Earlier this month, I chatted with the co-founder of Firestone Walker to get his thoughts on the current state of craft beer and what the landscape may look like when we’re finally able to put this whole “pandemic” thing behind us.
He seemed confident the industry as a whole will be able to bounce back and disputed the idea that the bubble that appeared to burst upon the arrival of COVID even existed in the first place, but there’s little doubt many of America’s smaller operations will face an uphill battle once the world returns to a relatively normal state—assuming they managed to avoid the fate of the breweries that have been forced to permanently close their doors.

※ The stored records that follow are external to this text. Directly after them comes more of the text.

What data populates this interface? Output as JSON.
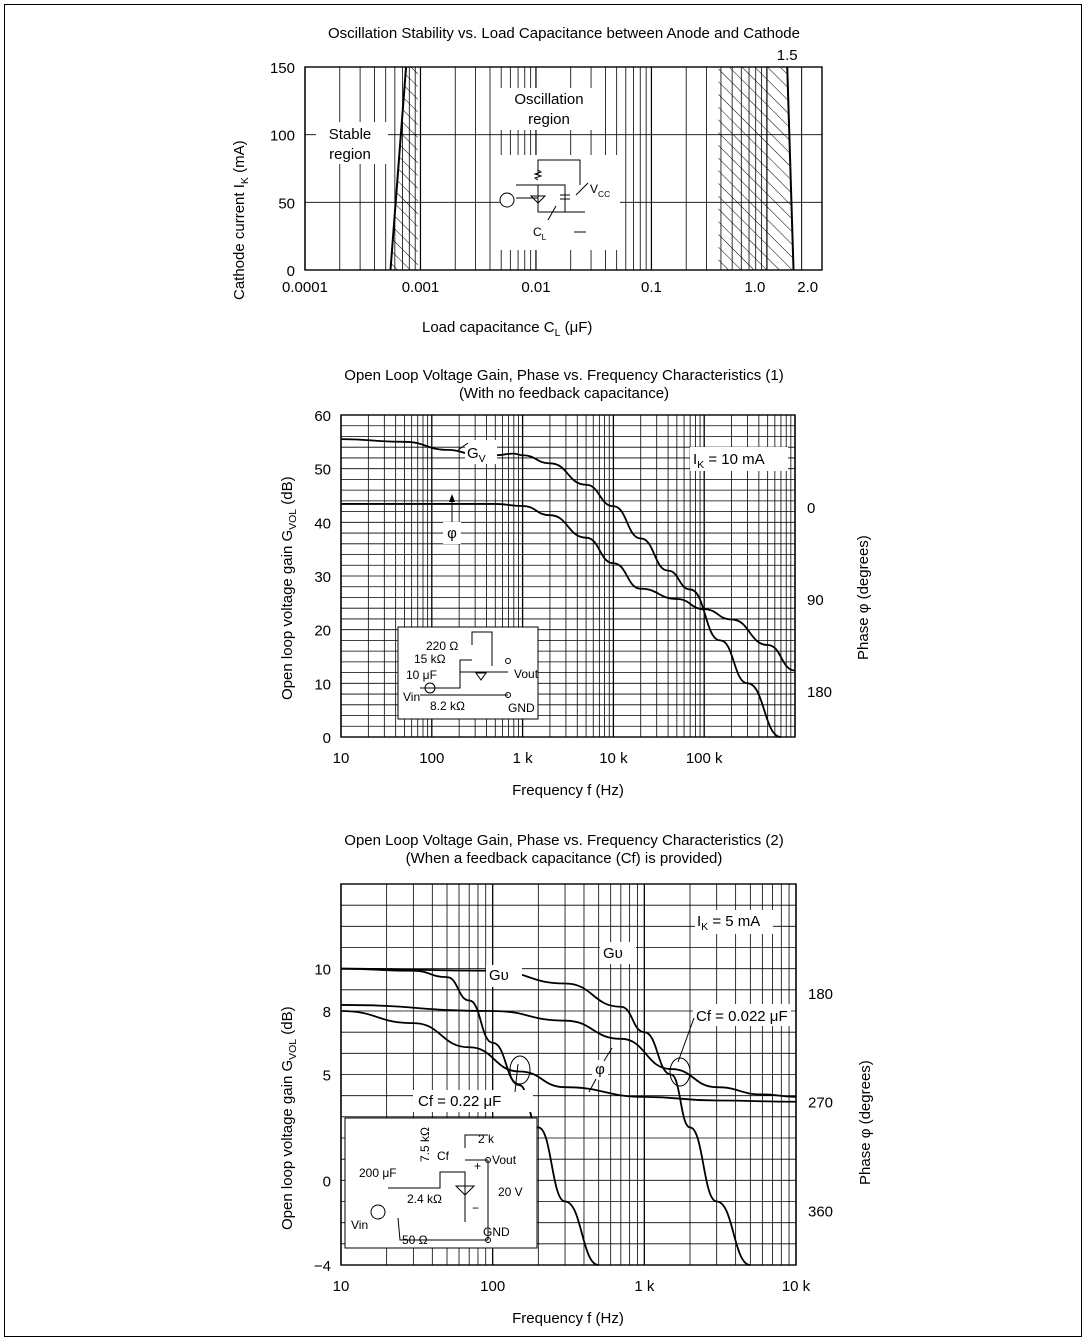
{
  "chart_data": [
    {
      "type": "line",
      "title": "Oscillation Stability vs. Load Capacitance between Anode and Cathode",
      "xlabel": "Load capacitance C",
      "xlabel_sub": "L",
      "xlabel_unit": "(μF)",
      "ylabel": "Cathode current I",
      "ylabel_sub": "K",
      "ylabel_unit": "(mA)",
      "x_scale": "log",
      "xlim": [
        0.0001,
        3
      ],
      "ylim": [
        0,
        150
      ],
      "x_ticks": [
        {
          "value": 0.0001,
          "label": "0.0001"
        },
        {
          "value": 0.001,
          "label": "0.001"
        },
        {
          "value": 0.01,
          "label": "0.01"
        },
        {
          "value": 0.1,
          "label": "0.1"
        },
        {
          "value": 1.0,
          "label": "1.0"
        },
        {
          "value": 2.0,
          "label": "2.0"
        }
      ],
      "y_ticks": [
        {
          "value": 0,
          "label": "0"
        },
        {
          "value": 50,
          "label": "50"
        },
        {
          "value": 100,
          "label": "100"
        },
        {
          "value": 150,
          "label": "150"
        }
      ],
      "boundaries": [
        {
          "name": "left",
          "x": [
            0.00055,
            0.00075
          ],
          "y": [
            0,
            150
          ]
        },
        {
          "name": "right",
          "x": [
            1.5,
            1.7
          ],
          "y": [
            150,
            0
          ]
        }
      ],
      "stable_region_label": "Stable region",
      "oscillation_region_label": "Oscillation region",
      "annotation_top": "1.5",
      "grid": true,
      "inset": {
        "vcc": "V",
        "vcc_sub": "CC",
        "cl": "C",
        "cl_sub": "L"
      }
    },
    {
      "type": "line",
      "title": "Open Loop Voltage Gain, Phase vs. Frequency Characteristics (1)",
      "subtitle": "(With no feedback capacitance)",
      "xlabel": "Frequency  f  (Hz)",
      "ylabel": "Open loop voltage gain  G",
      "ylabel_sub": "VOL",
      "ylabel_unit": "(dB)",
      "y2label": "Phase  φ  (degrees)",
      "x_scale": "log",
      "xlim": [
        10,
        1000000
      ],
      "ylim": [
        0,
        60
      ],
      "y2lim": [
        -90,
        225
      ],
      "x_ticks": [
        {
          "value": 10,
          "label": "10"
        },
        {
          "value": 100,
          "label": "100"
        },
        {
          "value": 1000,
          "label": "1 k"
        },
        {
          "value": 10000,
          "label": "10 k"
        },
        {
          "value": 100000,
          "label": "100 k"
        }
      ],
      "y_ticks": [
        {
          "value": 0,
          "label": "0"
        },
        {
          "value": 10,
          "label": "10"
        },
        {
          "value": 20,
          "label": "20"
        },
        {
          "value": 30,
          "label": "30"
        },
        {
          "value": 40,
          "label": "40"
        },
        {
          "value": 50,
          "label": "50"
        },
        {
          "value": 60,
          "label": "60"
        }
      ],
      "y2_ticks": [
        {
          "value": 0,
          "label": "0"
        },
        {
          "value": 90,
          "label": "90"
        },
        {
          "value": 180,
          "label": "180"
        }
      ],
      "series": [
        {
          "name": "G",
          "name_sub": "V",
          "x": [
            10,
            50,
            150,
            300,
            500,
            800,
            1000,
            2000,
            5000,
            10000,
            20000,
            40000,
            70000,
            150000,
            300000,
            700000
          ],
          "y": [
            55.5,
            55,
            53.5,
            52.7,
            52.5,
            52.8,
            52.5,
            51,
            47,
            43,
            37,
            31,
            27.5,
            18,
            10,
            0
          ]
        },
        {
          "name": "φ",
          "axis": "right",
          "x": [
            10,
            100,
            500,
            1000,
            2000,
            5000,
            10000,
            20000,
            50000,
            100000,
            200000,
            500000,
            1000000
          ],
          "y": [
            -3,
            -3,
            -3,
            -1,
            8,
            30,
            55,
            80,
            90,
            100,
            110,
            135,
            160
          ]
        }
      ],
      "annotation": "I",
      "annotation_sub": "K",
      "annotation_value": "= 10 mA",
      "grid": true,
      "inset": {
        "r1": "220 Ω",
        "r2": "15 kΩ",
        "c1": "10 μF",
        "vin": "Vin",
        "r3": "8.2 kΩ",
        "vout": "Vout",
        "gnd": "GND"
      }
    },
    {
      "type": "line",
      "title": "Open Loop Voltage Gain, Phase vs. Frequency Characteristics (2)",
      "subtitle": "(When a feedback capacitance (Cf) is provided)",
      "xlabel": "Frequency  f  (Hz)",
      "ylabel": "Open loop voltage gain  G",
      "ylabel_sub": "VOL",
      "ylabel_unit": "(dB)",
      "y2label": "Phase  φ  (degrees)",
      "x_scale": "log",
      "xlim": [
        10,
        10000
      ],
      "ylim": [
        -4,
        14
      ],
      "y2lim": [
        90,
        405
      ],
      "x_ticks": [
        {
          "value": 10,
          "label": "10"
        },
        {
          "value": 100,
          "label": "100"
        },
        {
          "value": 1000,
          "label": "1 k"
        },
        {
          "value": 10000,
          "label": "10 k"
        }
      ],
      "y_ticks": [
        {
          "value": -4,
          "label": "−4"
        },
        {
          "value": 0,
          "label": "0"
        },
        {
          "value": 5,
          "label": "5"
        },
        {
          "value": 8,
          "label": "8"
        },
        {
          "value": 10,
          "label": "10"
        }
      ],
      "y2_ticks": [
        {
          "value": 180,
          "label": "180"
        },
        {
          "value": 270,
          "label": "270"
        },
        {
          "value": 360,
          "label": "360"
        }
      ],
      "series": [
        {
          "name": "Gυ",
          "legend": "Cf = 0.22 μF",
          "x": [
            10,
            30,
            50,
            70,
            100,
            150,
            200,
            300,
            500
          ],
          "y": [
            10,
            9.9,
            9.6,
            8.5,
            6.5,
            4.5,
            2.5,
            -1,
            -4
          ]
        },
        {
          "name": "Gυ",
          "legend": "Cf = 0.022 μF",
          "x": [
            10,
            100,
            300,
            700,
            1000,
            1500,
            2000,
            3000,
            5000
          ],
          "y": [
            10,
            9.9,
            9.3,
            8.2,
            7,
            5,
            2.5,
            -1,
            -4
          ]
        },
        {
          "name": "φ",
          "legend": "Cf = 0.22 μF",
          "axis": "right",
          "x": [
            10,
            30,
            70,
            150,
            300,
            1000,
            3000,
            10000
          ],
          "y": [
            195,
            205,
            225,
            245,
            258,
            266,
            269,
            270
          ]
        },
        {
          "name": "φ",
          "legend": "Cf = 0.022 μF",
          "axis": "right",
          "x": [
            10,
            100,
            300,
            700,
            1500,
            3000,
            6000,
            10000
          ],
          "y": [
            190,
            195,
            203,
            218,
            243,
            258,
            264,
            266
          ]
        }
      ],
      "annotation": "I",
      "annotation_sub": "K",
      "annotation_value": "= 5 mA",
      "cf_small_label": "Cf = 0.022 μF",
      "cf_large_label": "Cf = 0.22 μF",
      "gain_label": "Gυ",
      "phase_label": "φ",
      "grid": true,
      "inset": {
        "r1": "2 k",
        "vout": "Vout",
        "cf": "Cf",
        "r2": "7.5 kΩ",
        "c1": "200 μF",
        "r3": "2.4 kΩ",
        "vz": "20 V",
        "vin": "Vin",
        "r4": "50 Ω",
        "gnd": "GND",
        "plus": "+",
        "minus": "−"
      }
    }
  ]
}
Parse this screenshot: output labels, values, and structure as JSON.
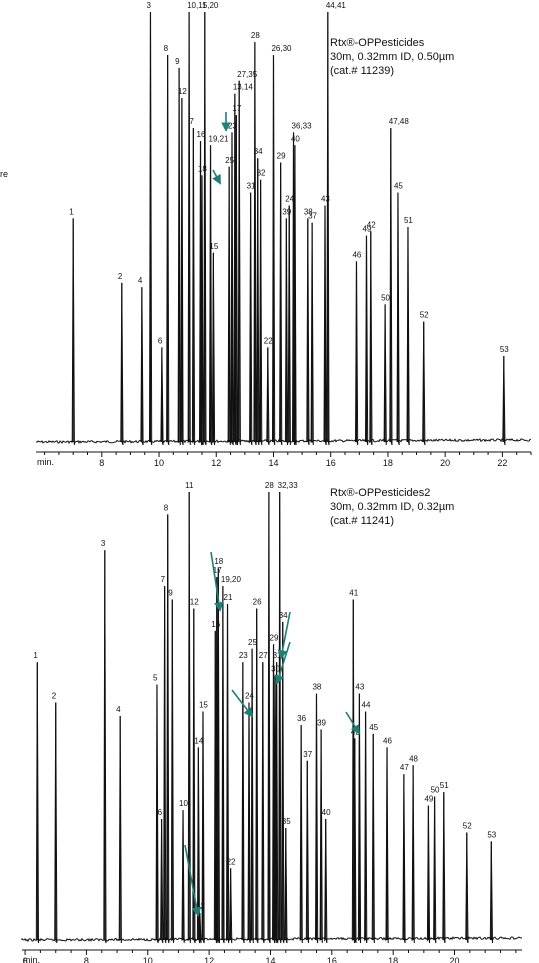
{
  "chart_data": [
    {
      "type": "line",
      "title": "Rtx®-OPPesticides",
      "info": [
        "30m, 0.32mm ID, 0.50µm",
        "(cat.# 11239)"
      ],
      "axis_prefix": "min.",
      "edge_text": "re",
      "xlim": [
        5.7,
        23.0
      ],
      "xticks": [
        8,
        10,
        12,
        14,
        16,
        18,
        20,
        22
      ],
      "ylim": [
        0,
        100
      ],
      "grid": false,
      "accent_color": "#1e7f74",
      "peaks": [
        {
          "label": "1",
          "x": 7.0,
          "y": 52
        },
        {
          "label": "2",
          "x": 8.7,
          "y": 37
        },
        {
          "label": "4",
          "x": 9.4,
          "y": 36
        },
        {
          "label": "3",
          "x": 9.7,
          "y": 100
        },
        {
          "label": "6",
          "x": 10.1,
          "y": 22
        },
        {
          "label": "8",
          "x": 10.3,
          "y": 90
        },
        {
          "label": "9",
          "x": 10.7,
          "y": 87
        },
        {
          "label": "12",
          "x": 10.8,
          "y": 80
        },
        {
          "label": "10,11",
          "x": 11.05,
          "y": 100
        },
        {
          "label": "7",
          "x": 11.2,
          "y": 73
        },
        {
          "label": "16",
          "x": 11.45,
          "y": 70
        },
        {
          "label": "18",
          "x": 11.5,
          "y": 62
        },
        {
          "label": "5,20",
          "x": 11.6,
          "y": 100
        },
        {
          "label": "19,21",
          "x": 11.8,
          "y": 69
        },
        {
          "label": "15",
          "x": 11.9,
          "y": 44
        },
        {
          "label": "25",
          "x": 12.45,
          "y": 64
        },
        {
          "label": "23",
          "x": 12.55,
          "y": 72
        },
        {
          "label": "13,14",
          "x": 12.65,
          "y": 81
        },
        {
          "label": "17",
          "x": 12.7,
          "y": 76
        },
        {
          "label": "27,35",
          "x": 12.8,
          "y": 84
        },
        {
          "label": "31",
          "x": 13.2,
          "y": 58
        },
        {
          "label": "28",
          "x": 13.35,
          "y": 93
        },
        {
          "label": "34",
          "x": 13.45,
          "y": 66
        },
        {
          "label": "32",
          "x": 13.55,
          "y": 61
        },
        {
          "label": "22",
          "x": 13.8,
          "y": 22
        },
        {
          "label": "26,30",
          "x": 14.0,
          "y": 90
        },
        {
          "label": "29",
          "x": 14.25,
          "y": 65
        },
        {
          "label": "39",
          "x": 14.45,
          "y": 52
        },
        {
          "label": "24",
          "x": 14.55,
          "y": 55
        },
        {
          "label": "36,33",
          "x": 14.7,
          "y": 72
        },
        {
          "label": "40",
          "x": 14.75,
          "y": 69
        },
        {
          "label": "38",
          "x": 15.2,
          "y": 52
        },
        {
          "label": "37",
          "x": 15.35,
          "y": 51
        },
        {
          "label": "43",
          "x": 15.8,
          "y": 55
        },
        {
          "label": "44,41",
          "x": 15.9,
          "y": 100
        },
        {
          "label": "46",
          "x": 16.9,
          "y": 42
        },
        {
          "label": "49",
          "x": 17.25,
          "y": 48
        },
        {
          "label": "42",
          "x": 17.4,
          "y": 49
        },
        {
          "label": "50",
          "x": 17.9,
          "y": 32
        },
        {
          "label": "47,48",
          "x": 18.1,
          "y": 73
        },
        {
          "label": "45",
          "x": 18.35,
          "y": 58
        },
        {
          "label": "51",
          "x": 18.7,
          "y": 50
        },
        {
          "label": "52",
          "x": 19.25,
          "y": 28
        },
        {
          "label": "53",
          "x": 22.05,
          "y": 20
        }
      ]
    },
    {
      "type": "line",
      "title": "Rtx®-OPPesticides2",
      "info": [
        "30m, 0.32mm ID, 0.32µm",
        "(cat.# 11241)"
      ],
      "axis_prefix": "min.",
      "xlim": [
        5.9,
        22.2
      ],
      "xticks": [
        6,
        8,
        10,
        12,
        14,
        16,
        18,
        20
      ],
      "ylim": [
        0,
        100
      ],
      "grid": false,
      "accent_color": "#1e7f74",
      "peaks": [
        {
          "label": "1",
          "x": 6.4,
          "y": 62
        },
        {
          "label": "2",
          "x": 7.0,
          "y": 53
        },
        {
          "label": "3",
          "x": 8.6,
          "y": 87
        },
        {
          "label": "4",
          "x": 9.1,
          "y": 50
        },
        {
          "label": "5",
          "x": 10.3,
          "y": 57
        },
        {
          "label": "6",
          "x": 10.45,
          "y": 27
        },
        {
          "label": "7",
          "x": 10.55,
          "y": 79
        },
        {
          "label": "8",
          "x": 10.65,
          "y": 95
        },
        {
          "label": "9",
          "x": 10.8,
          "y": 76
        },
        {
          "label": "10",
          "x": 11.15,
          "y": 29
        },
        {
          "label": "11",
          "x": 11.35,
          "y": 100
        },
        {
          "label": "12",
          "x": 11.5,
          "y": 74
        },
        {
          "label": "13",
          "x": 11.7,
          "y": 6
        },
        {
          "label": "14",
          "x": 11.65,
          "y": 43
        },
        {
          "label": "15",
          "x": 11.8,
          "y": 51
        },
        {
          "label": "16",
          "x": 12.2,
          "y": 69
        },
        {
          "label": "17",
          "x": 12.25,
          "y": 81
        },
        {
          "label": "18",
          "x": 12.3,
          "y": 83
        },
        {
          "label": "19,20",
          "x": 12.45,
          "y": 79
        },
        {
          "label": "21",
          "x": 12.6,
          "y": 75
        },
        {
          "label": "22",
          "x": 12.7,
          "y": 16
        },
        {
          "label": "23",
          "x": 13.1,
          "y": 62
        },
        {
          "label": "24",
          "x": 13.3,
          "y": 53
        },
        {
          "label": "25",
          "x": 13.4,
          "y": 65
        },
        {
          "label": "26",
          "x": 13.55,
          "y": 74
        },
        {
          "label": "27",
          "x": 13.75,
          "y": 62
        },
        {
          "label": "28",
          "x": 13.95,
          "y": 100
        },
        {
          "label": "29",
          "x": 14.1,
          "y": 66
        },
        {
          "label": "30",
          "x": 14.15,
          "y": 59
        },
        {
          "label": "31",
          "x": 14.2,
          "y": 62
        },
        {
          "label": "32,33",
          "x": 14.3,
          "y": 100
        },
        {
          "label": "34",
          "x": 14.4,
          "y": 71
        },
        {
          "label": "35",
          "x": 14.5,
          "y": 25
        },
        {
          "label": "36",
          "x": 15.0,
          "y": 48
        },
        {
          "label": "37",
          "x": 15.2,
          "y": 40
        },
        {
          "label": "38",
          "x": 15.5,
          "y": 55
        },
        {
          "label": "39",
          "x": 15.65,
          "y": 47
        },
        {
          "label": "40",
          "x": 15.8,
          "y": 27
        },
        {
          "label": "41",
          "x": 16.7,
          "y": 76
        },
        {
          "label": "42",
          "x": 16.75,
          "y": 45
        },
        {
          "label": "43",
          "x": 16.9,
          "y": 55
        },
        {
          "label": "44",
          "x": 17.1,
          "y": 51
        },
        {
          "label": "45",
          "x": 17.35,
          "y": 46
        },
        {
          "label": "46",
          "x": 17.8,
          "y": 43
        },
        {
          "label": "47",
          "x": 18.35,
          "y": 37
        },
        {
          "label": "48",
          "x": 18.65,
          "y": 39
        },
        {
          "label": "49",
          "x": 19.15,
          "y": 30
        },
        {
          "label": "50",
          "x": 19.35,
          "y": 32
        },
        {
          "label": "51",
          "x": 19.65,
          "y": 33
        },
        {
          "label": "52",
          "x": 20.4,
          "y": 24
        },
        {
          "label": "53",
          "x": 21.2,
          "y": 22
        }
      ]
    }
  ]
}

It should come as no surprise that people have upped their alcohol consumption over the past year, and while many of them have turned to liquor as a coping mechanism, there’s also been an uptick in the sale of readily-available lagers produced by the macro breweries who’ve benefited from cheap beers with a strong retail presence.
This includes Molson Coors, which operates 20 different facilities around the world responsible for pumping out brews in a portfolio that includes Blue Moon, Keystone, and my beloved Miller High Life. However, according to Fox6, it recently encountered a major issue of its own after hackers targeted the company in a crippling cyber attack that brought production to a standstill.
On Thursday, Molson Coors filed a report with the SEC in which it revealed the breach “has caused and may continue to cause a delay or disruption to parts of the Company’s business, including its brewery operations, production, and shipments.” Details are fairly scarce, and while it’s unclear just how far-reaching the hack is, fans of the beers they produce might want to stock up due to the potential supply issues that could ensue.
This is just another example of a fairly alarming trend that has highlighted just how easy it is for malevolent actors to infiltrate various institutions, as the federal government recently launched an investigation into a cyber attack that saw over 30,000 organizations have their data leaked due to a flaw in Microsoft’s email software. That came on the heels of a similar operation that allowed hackers to infiltrate the software company SolarWinds and an incredibly disturbing incident that saw someone attempt to increase the levels of lye in drinking water at a Florida facility.
Will society’s crippling reliance on technology result in technology ultimately crippling society? I guess we’ll find out soon enough.